Cyber-attacks across Asia-Pacific are becoming faster, cheaper, and more automated, driven by generative AI and industrialised cybercrime models, just as governments struggle with a 56% cybersecurity workforce shortfall. Experts warn the imbalance between attacker capability and public-sector defence is widening rapidly.
According to Dr Peter Finn, Generative AI & Cybersecurity Instructor at Vertical Institute, these tools amplify long-standing weaknesses, including “vulnerabilities in the form of basic security gaps, outdated systems, unpatched software,” that attackers once needed far more time to uncover.
Automation has also changed attacker economics.
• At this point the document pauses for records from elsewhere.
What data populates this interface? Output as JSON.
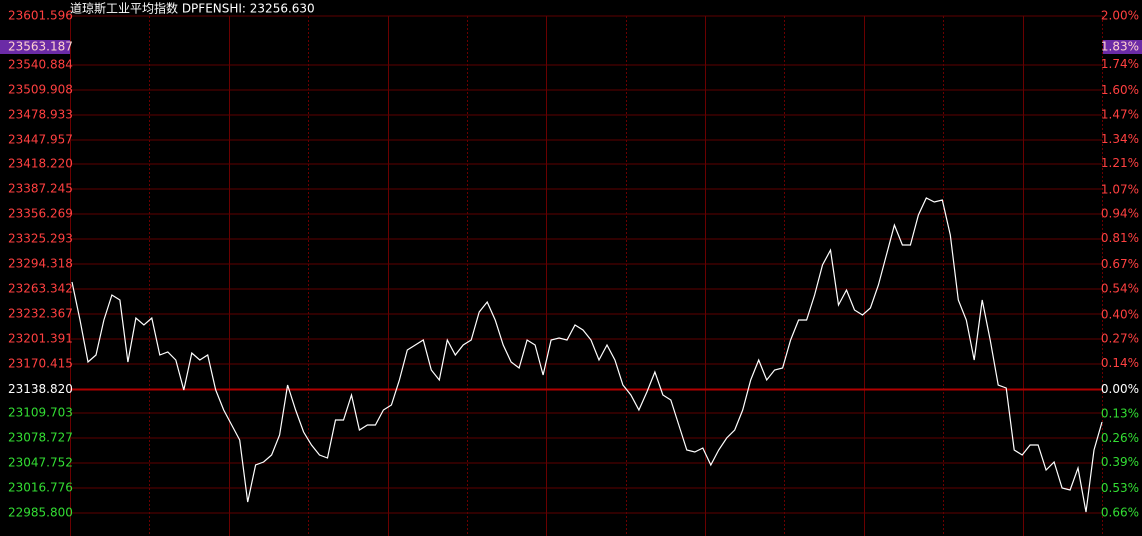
{
  "chart_data": {
    "type": "line",
    "title": "道琼斯工业平均指数 DPFENSHI: 23256.630",
    "series": [
      {
        "name": "DPFENSHI",
        "color": "#ffffff",
        "values": [
          23272.0,
          23224.9,
          23172.9,
          23181.6,
          23224.9,
          23255.9,
          23249.7,
          23172.9,
          23227.4,
          23218.7,
          23227.4,
          23181.6,
          23185.3,
          23175.4,
          23138.2,
          23184.0,
          23175.4,
          23181.6,
          23138.2,
          23113.4,
          23094.8,
          23076.2,
          22999.4,
          23045.3,
          23049.0,
          23057.7,
          23082.4,
          23144.4,
          23113.4,
          23086.2,
          23070.0,
          23057.7,
          23053.9,
          23101.0,
          23101.0,
          23132.0,
          23088.6,
          23094.8,
          23094.8,
          23113.4,
          23119.6,
          23150.6,
          23187.7,
          23193.9,
          23200.1,
          23163.0,
          23150.6,
          23200.1,
          23181.6,
          23193.9,
          23200.1,
          23234.8,
          23247.2,
          23224.9,
          23193.9,
          23172.9,
          23165.4,
          23200.1,
          23193.9,
          23156.8,
          23200.1,
          23202.6,
          23200.1,
          23218.7,
          23212.5,
          23200.1,
          23175.4,
          23193.9,
          23175.4,
          23144.4,
          23132.0,
          23113.4,
          23135.7,
          23160.5,
          23132.0,
          23125.8,
          23094.8,
          23063.8,
          23061.4,
          23066.3,
          23045.3,
          23063.8,
          23078.7,
          23088.6,
          23113.4,
          23150.6,
          23175.4,
          23150.6,
          23163.0,
          23165.4,
          23200.1,
          23224.9,
          23224.9,
          23255.9,
          23293.1,
          23311.6,
          23243.5,
          23262.1,
          23237.3,
          23231.1,
          23239.8,
          23268.3,
          23305.5,
          23342.6,
          23317.8,
          23317.8,
          23355.0,
          23376.1,
          23371.1,
          23373.6,
          23330.2,
          23249.7,
          23224.9,
          23175.4,
          23249.7,
          23200.1,
          23144.4,
          23140.7,
          23063.8,
          23057.7,
          23070.0,
          23070.0,
          23039.1,
          23049.0,
          23016.8,
          23014.3,
          23041.5,
          22987.0,
          23063.8,
          23098.5
        ]
      }
    ],
    "ylim": [
      22985.8,
      23601.596
    ],
    "yticks": [
      23601.596,
      23540.884,
      23509.908,
      23478.933,
      23447.957,
      {
        "value": 23418.22,
        "label": "23418.220"
      },
      23387.245,
      23356.269,
      23325.293,
      23294.318,
      23263.342,
      23232.367,
      23201.391,
      23170.415,
      {
        "value": 23138.82,
        "label": "23138.820"
      },
      23109.703,
      23078.727,
      23047.752,
      23016.776,
      {
        "value": 22985.8,
        "label": "22985.800"
      }
    ],
    "y2lim": [
      -0.66,
      2.0
    ],
    "y2ticks": [
      {
        "value": 2.0,
        "label": "2.00%"
      },
      {
        "value": 1.74,
        "label": "1.74%"
      },
      {
        "value": 1.6,
        "label": "1.60%"
      },
      {
        "value": 1.47,
        "label": "1.47%"
      },
      {
        "value": 1.34,
        "label": "1.34%"
      },
      {
        "value": 1.21,
        "label": "1.21%"
      },
      {
        "value": 1.07,
        "label": "1.07%"
      },
      {
        "value": 0.94,
        "label": "0.94%"
      },
      {
        "value": 0.81,
        "label": "0.81%"
      },
      {
        "value": 0.67,
        "label": "0.67%"
      },
      {
        "value": 0.54,
        "label": "0.54%"
      },
      {
        "value": 0.4,
        "label": "0.40%"
      },
      {
        "value": 0.27,
        "label": "0.27%"
      },
      {
        "value": 0.14,
        "label": "0.14%"
      },
      {
        "value": 0,
        "label": "0.00%"
      },
      {
        "value": -0.13,
        "label": "0.13%"
      },
      {
        "value": -0.26,
        "label": "0.26%"
      },
      {
        "value": -0.39,
        "label": "0.39%"
      },
      {
        "value": -0.53,
        "label": "0.53%"
      },
      {
        "value": -0.66,
        "label": "0.66%"
      }
    ],
    "cursor": {
      "value": 23563.187,
      "label": "1.83%"
    },
    "grid": true
  }
}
Finn said it now allows hackers to “effectively target a lot of other types of systems and in victims that would not normally be targeted because they were not considered to be worth necessarily the time and the effort,” dramatically expanding the pool of viable targets.
Cybercrime has also become a service-based industry, said Anthony Wong, Vice President, Secure Digital Operations, APAC at Rockwell Automation. As a result, “the barrier to entry is much lower,” enabling attackers to launch campaigns at speed and scale without advanced skills.
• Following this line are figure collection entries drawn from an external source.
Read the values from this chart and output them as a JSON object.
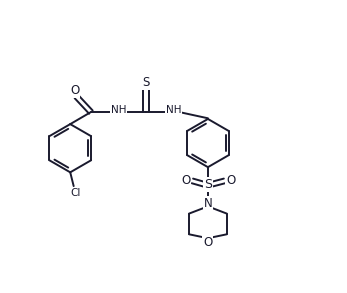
{
  "bg_color": "#ffffff",
  "line_color": "#1a1a2e",
  "line_width": 1.4,
  "figsize": [
    3.47,
    2.93
  ],
  "dpi": 100,
  "font_size": 7.5,
  "font_color": "#1a1a2e",
  "xlim": [
    -0.5,
    9.5
  ],
  "ylim": [
    -5.5,
    2.0
  ]
}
At the same time, governments are increasing their exposure through digital transformation. Wong noted that organisations are “connecting more of the enterprise systems to their physical assets like machines and fleets, which is really increasing that attack surface area.” Many operational technology systems were designed decades ago and are now being linked to IT networks, creating new vulnerabilities attackers can exploit.
Angela Zhao, Senior Director Analyst at Gartner, mentioned that AI generates extremely convincing phishing emails that mimic a colleague's style and reference specific online details, this increases both speeds and success rates of social engineering campaigns.
Looking ahead to 2026, Zhao said governments must prepare for “machine speed attacks that overwhelm human pace defense.” She warned of rising AI-native threats, including deepfake manipulation and adversarial prompting that can compromise AI systems and cause operational errors. Software supply chain risk and geopolitics-driven disruption are also growing concerns as governments build sovereign AI infrastructure that creates high-value cyber targets.
Ransomware remains a persistent threat. Zhao said activity has increased “about 40 to 50% year on year,” with actors expected to further weaponise AI. Finn added that attacks on critical infrastructure, from energy grids to healthcare systems, have intensified amidst geopolitical conflict, while “ransomware phishing attacks continue to evolve.”
Closing the talent gap is now critical. Wong said governments can expand capacity by retraining staff with IT, engineering, or policy backgrounds through targeted programmes and partnerships with industry and academia. Finn stressed the need for hands-on training and simulations, arguing that “cyber security is not just something that you want to leave to a group of highly trained professionals,” but a set of skills that must be widely embedded to keep pace with AI-driven threats.